For better or worse, this test uses x86 legacy paging terminology for the entry
bits, not Linux's generic PTE/PMD/PUD/PGD. I.e. for consistency, I think it
makes sense to use AC_PDPTE_NO_WRITABLE_BIT.
This new bit also needs an entry in ac_names[], otherwise it'll print garbage on
failure. I'm thinking:
@@ -134,6 +134,7 @@ const char *ac_names[] = {
[AC_PDE_BIT51_BIT] = "pde.51",
[AC_PDE_BIT36_BIT] = "pde.36",
[AC_PDE_BIT13_BIT] = "pde.13",
+ [AC_PDPTE_NO_WRITABLE_BIT] = "pdpte.ro",
[AC_PKU_AD_BIT] = "pkru.ad",
[AC_PKU_WD_BIT] = "pkru.wd",
[AC_PKU_PKEY_BIT] = "pkey=1",
> +
> AC_PKU_AD_BIT,
> AC_PKU_WD_BIT,
> AC_PKU_PKEY_BIT,
> @@ -97,6 +99,8 @@ enum {
> #define AC_PDE_BIT36_MASK (1 << AC_PDE_BIT36_BIT)
> #define AC_PDE_BIT13_MASK (1 << AC_PDE_BIT13_BIT)
>
> +#define AC_PUDE_NO_WRITABLE_MASK (1 << AC_PUDE_NO_WRITABLE_BIT)
> +
> #define AC_PKU_AD_MASK (1 << AC_PKU_AD_BIT)
> #define AC_PKU_WD_MASK (1 << AC_PKU_WD_BIT)
> #define AC_PKU_PKEY_MASK (1 << AC_PKU_PKEY_BIT)
> @@ -326,6 +330,7 @@ static pt_element_t ac_test_alloc_pt(ac_pool_t *pool)
> {
> pt_element_t ret = pool->pt_pool + pool->pt_pool_current;
> pool->pt_pool_current += PAGE_SIZE;
> + memset(va(ret), 0, PAGE_SIZE);
> return ret;
> }
>
> @@ -408,7 +413,8 @@ static void ac_emulate_access(ac_test_t *at, unsigned flags)
> goto fault;
> }
>
> - writable = F(AC_PDE_WRITABLE);
> + writable = !F(AC_PUDE_NO_WRITABLE);
> + writable &= F(AC_PDE_WRITABLE);
These can be combined, e.g.
writable = !F(AC_PDPTE_NO_WRITABLE) && F(AC_PDE_WRITABLE);
> user = F(AC_PDE_USER);
> executable = !F(AC_PDE_NX);
>
> @@ -471,7 +477,7 @@ static void ac_set_expected_status(ac_test_t *at)

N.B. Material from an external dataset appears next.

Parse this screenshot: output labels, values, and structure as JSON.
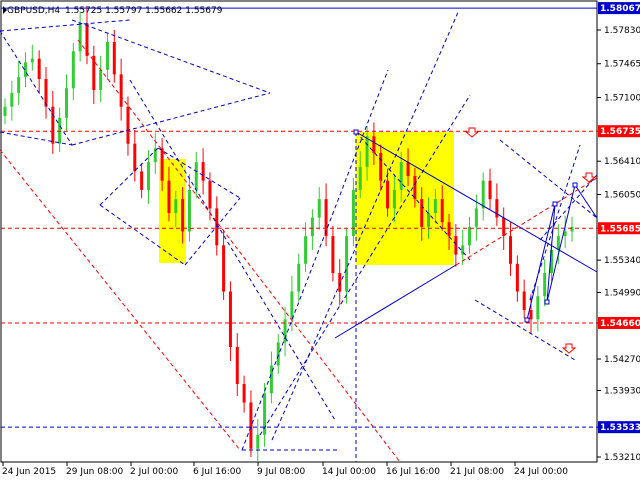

> ac_emulate_access(at, at->flags);
> }
>
> -static void __ac_setup_specific_pages(ac_test_t *at, ac_pool_t *pool,
> +static void __ac_setup_specific_pages(ac_test_t *at, ac_pool_t *pool, bool reuse,
> u64 pd_page, u64 pt_page)
>
> {
> @@ -496,13 +502,26 @@ static void __ac_setup_specific_pages(ac_test_t *at, ac_pool_t *pool,
> goto next;
> }
> skip = false;
> + if (reuse && vroot[index]) {
> + switch (i) {
> + case 2:
> + at->pdep = &vroot[index];
> + break;
> + case 1:
> + at->ptep = &vroot[index];
> + break;
> + }
> + goto next;
> + }
>
> switch (i) {
> case 5:
> case 4:
> case 3:
> - pte = pd_page ? pd_page : ac_test_alloc_pt(pool);
> + pte = (i==3 && pd_page) ? pd_page : ac_test_alloc_pt(pool);
> pte |= PT_PRESENT_MASK | PT_WRITABLE_MASK | PT_USER_MASK;
> + if (F(AC_PUDE_NO_WRITABLE))
> + pte &= ~PT_WRITABLE_MASK
This will seemingly clear the WRITABLE bit for PML4 and PML5, but due to reuse
behavior, that may not be reflected in the actual page tables depending on
whether or not the first test clears the writable bit.
For robustness and clarity, I think it'd be better to do:
case 5:
case 4:
pte = ac_test_alloc_pt(pool);
pte |= PT_PRESENT_MASK | PT_WRITABLE_MASK | PT_USER_MASK;
break;
case 3:
pte = pd_page ? pd_page : ac_test_alloc_pt(pool);
pte |= PT_PRESENT_MASK | PT_USER_MASK;
if (!F(AC_PDPTE_NO_WRITABLE))
pte |= PT_WRITABLE_MASK;
break;
> case 2:
> if (!F(AC_PDE_PSE)) {
> @@ -568,13 +587,13 @@ static void __ac_setup_specific_pages(ac_test_t *at, ac_pool_t *pool,
>
> static void ac_test_setup_pte(ac_test_t *at, ac_pool_t *pool)
> {
> - __ac_setup_specific_pages(at, pool, 0, 0);
> + __ac_setup_specific_pages(at, pool, false, 0, 0);
> }
>
> static void ac_setup_specific_pages(ac_test_t *at, ac_pool_t *pool,
> u64 pd_page, u64 pt_page)
> {
> - return __ac_setup_specific_pages(at, pool, pd_page, pt_page);
> + return __ac_setup_specific_pages(at, pool, false, pd_page, pt_page);
> }
>
> static void dump_mapping(ac_test_t *at)
> @@ -930,6 +949,73 @@ err:
> return 0;
> }
>
> +static int check_combined_protection(ac_pool_t *pool)
To avoid the "combined" verbiage, how about check_effective_sp_permissions()?